Note that the above is merely a list of ISI fields handled by the loader, not fields the end up in this table. That being said, this table contains the following fields:

  • PK: Automatically generated. Guarantees uniqueness.
  • ABSTRACT_TEXT: The exact string as found in the "AB" field.
  • ARTICLE_NUMBER: The exact string as found in the "UT" field.
  • BEGINNING_PAGE: The contents of the "BP" field parsed as an integer.
  • CITED_REFERENCE_COUNT: The contents of the "NR" field parsed as an integer.
  • DIGITAL_OBJECT_IDENTIFIER: The exact string as found in the "DI" field.
  • DOCUMENT_TYPE: The exact string as found in the "DT" field.
  • DOCUMENT_VOLUME: The contents of the "VL" field parsed as an integer.
  • ENDING_PAGE: The contents of the "EP" field parsed as an integer.
  • FIRST_AUTHOR_FK: If any authors were provided (in the "AU" field), this will be the foreign key into the PERSON table of the first author specified. See AUTHORS and PERSON.
  • FUNDING_AGENCY_AND_GRANT_NUMBER: The exact string as found in the "FU" field.
  • FUNDING_TEXT: The exact string as found in the "FX" field.
  • ISBN: The exact string as found in the "BN" field.
  • ISI_DOCUMENT_DELIVERY_NUMBER: The exact string as found in the "GA" field.
  • ISI_UNIQUE_ARTICLE_IDENTIFIER: The exact string as found in the "UT" field.
  • ISSUE: The exact string as found in the "IS" field.
  • LANGUAGE: The exact string as found in the "LA" field.
  • PAGE_COUNT: The contents of the "PG" field parsed as an integer.
  • PART_NUMBER: The exact string as found in the "PN" field.
  • PUBLICATION_DATE: The exact string as found in the "PD" field. Is not an actual date field in terms of data types because it may actually be a range or list of dates, or it may contain arbitrary text.
  • PUBLICATION_YEAR: The contents of the "PT" field parsed as an integer.
  • DOCUMENT_SOURCE_FK: If a source was provided (see SOURCE for an explanation of which ISI fields end up in the SOURCE table), this will be the foreign key into the SOURCE table.
  • SPECIAL_ISSUE: The exact string as found in the "SI" field.
  • SUBJECT_CATEGORY: The exact string as found in the "SC" field.
  • SUPPLEMENT: The exact string as found in the "SU" field.
  • TIMES_CITED: The contents of the "TC" field parsed as an integer.
  • TITLE: The exact string as found in the "TI" field.

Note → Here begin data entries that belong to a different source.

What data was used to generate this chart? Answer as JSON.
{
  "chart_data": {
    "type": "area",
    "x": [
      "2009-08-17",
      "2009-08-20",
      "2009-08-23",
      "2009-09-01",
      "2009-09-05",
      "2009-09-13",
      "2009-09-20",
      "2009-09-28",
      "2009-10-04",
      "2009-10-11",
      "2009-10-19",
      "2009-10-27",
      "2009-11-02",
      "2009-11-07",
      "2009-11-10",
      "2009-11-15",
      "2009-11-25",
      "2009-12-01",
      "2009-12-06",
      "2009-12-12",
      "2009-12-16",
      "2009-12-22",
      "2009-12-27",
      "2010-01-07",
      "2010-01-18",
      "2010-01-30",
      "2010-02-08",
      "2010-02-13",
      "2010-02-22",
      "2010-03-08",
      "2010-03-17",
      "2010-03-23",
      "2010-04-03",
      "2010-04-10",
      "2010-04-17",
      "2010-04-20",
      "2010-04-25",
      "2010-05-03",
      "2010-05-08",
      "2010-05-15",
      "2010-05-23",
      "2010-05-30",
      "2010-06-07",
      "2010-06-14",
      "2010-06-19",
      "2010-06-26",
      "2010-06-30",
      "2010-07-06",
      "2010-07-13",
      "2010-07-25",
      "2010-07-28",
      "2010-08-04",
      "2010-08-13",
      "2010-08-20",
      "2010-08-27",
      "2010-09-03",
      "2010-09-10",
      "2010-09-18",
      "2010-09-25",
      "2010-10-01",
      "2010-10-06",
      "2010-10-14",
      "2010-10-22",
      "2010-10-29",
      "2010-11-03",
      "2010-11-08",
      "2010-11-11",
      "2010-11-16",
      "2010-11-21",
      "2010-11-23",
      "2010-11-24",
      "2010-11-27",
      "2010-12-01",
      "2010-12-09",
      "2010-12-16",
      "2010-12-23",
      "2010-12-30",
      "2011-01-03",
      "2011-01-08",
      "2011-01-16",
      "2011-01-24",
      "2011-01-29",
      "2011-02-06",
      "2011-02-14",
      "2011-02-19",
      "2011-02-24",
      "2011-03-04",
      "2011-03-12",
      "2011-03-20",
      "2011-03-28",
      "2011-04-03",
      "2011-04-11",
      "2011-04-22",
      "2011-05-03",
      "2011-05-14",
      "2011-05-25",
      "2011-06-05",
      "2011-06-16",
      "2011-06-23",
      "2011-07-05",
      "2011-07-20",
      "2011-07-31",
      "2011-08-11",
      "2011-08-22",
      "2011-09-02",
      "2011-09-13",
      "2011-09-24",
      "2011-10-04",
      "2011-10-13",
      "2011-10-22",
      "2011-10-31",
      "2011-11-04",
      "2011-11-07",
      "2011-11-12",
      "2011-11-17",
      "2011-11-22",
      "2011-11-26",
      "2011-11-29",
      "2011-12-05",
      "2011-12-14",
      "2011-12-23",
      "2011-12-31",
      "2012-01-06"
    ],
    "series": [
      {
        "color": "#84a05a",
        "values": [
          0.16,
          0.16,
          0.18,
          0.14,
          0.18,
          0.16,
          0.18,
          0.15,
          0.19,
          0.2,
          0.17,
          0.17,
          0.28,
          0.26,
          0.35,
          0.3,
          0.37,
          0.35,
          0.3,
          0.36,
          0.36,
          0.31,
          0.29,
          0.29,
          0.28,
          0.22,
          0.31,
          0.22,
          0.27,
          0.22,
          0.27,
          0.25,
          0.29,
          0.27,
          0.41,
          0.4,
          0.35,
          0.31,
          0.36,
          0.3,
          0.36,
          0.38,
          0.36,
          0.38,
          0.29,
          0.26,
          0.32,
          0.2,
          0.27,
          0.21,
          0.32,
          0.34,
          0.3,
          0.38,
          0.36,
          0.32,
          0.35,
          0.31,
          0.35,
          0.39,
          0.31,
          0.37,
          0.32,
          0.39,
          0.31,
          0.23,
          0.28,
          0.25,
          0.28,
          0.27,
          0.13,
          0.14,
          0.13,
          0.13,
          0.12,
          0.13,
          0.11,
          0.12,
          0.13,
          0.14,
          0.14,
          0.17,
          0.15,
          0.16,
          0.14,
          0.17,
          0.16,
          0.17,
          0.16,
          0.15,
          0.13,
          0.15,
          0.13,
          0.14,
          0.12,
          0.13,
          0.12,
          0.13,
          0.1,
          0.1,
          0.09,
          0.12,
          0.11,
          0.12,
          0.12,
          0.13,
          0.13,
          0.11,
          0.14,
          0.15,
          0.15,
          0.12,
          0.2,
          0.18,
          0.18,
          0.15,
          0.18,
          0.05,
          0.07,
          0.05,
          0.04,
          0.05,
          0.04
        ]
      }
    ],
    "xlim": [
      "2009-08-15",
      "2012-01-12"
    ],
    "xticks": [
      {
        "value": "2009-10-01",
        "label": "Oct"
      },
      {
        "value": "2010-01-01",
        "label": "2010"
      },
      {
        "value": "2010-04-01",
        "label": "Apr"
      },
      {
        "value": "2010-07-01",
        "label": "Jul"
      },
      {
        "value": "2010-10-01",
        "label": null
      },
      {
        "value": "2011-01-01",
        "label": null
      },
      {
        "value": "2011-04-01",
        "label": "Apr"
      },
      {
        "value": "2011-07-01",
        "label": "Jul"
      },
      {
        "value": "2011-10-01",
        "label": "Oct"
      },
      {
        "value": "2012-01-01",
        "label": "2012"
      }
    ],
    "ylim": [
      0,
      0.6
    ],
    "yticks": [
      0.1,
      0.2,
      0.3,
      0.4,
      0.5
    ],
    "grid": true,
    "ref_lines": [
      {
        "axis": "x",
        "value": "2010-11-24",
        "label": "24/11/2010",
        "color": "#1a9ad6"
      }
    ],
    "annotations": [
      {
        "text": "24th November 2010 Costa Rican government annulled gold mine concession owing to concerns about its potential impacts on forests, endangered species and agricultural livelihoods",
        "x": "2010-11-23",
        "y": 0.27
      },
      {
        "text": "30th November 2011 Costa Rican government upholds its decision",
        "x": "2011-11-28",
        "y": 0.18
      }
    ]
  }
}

It is possible for References to be matched to Documents (as an "is a" relationship) during loading based on either Digital Object Identifiers and/or Article Numbers matching. See REFERENCE for more details on this. (There is also an explicit Match References To Papers step, which uses different metrics for matching Documents to References.).

In the various built-in extractions, when Documents are specified in the original ISI dataset, they are considered to be inner documents. When they are only specified as References and are not matched to actual Documents, they are considered to be outer documents.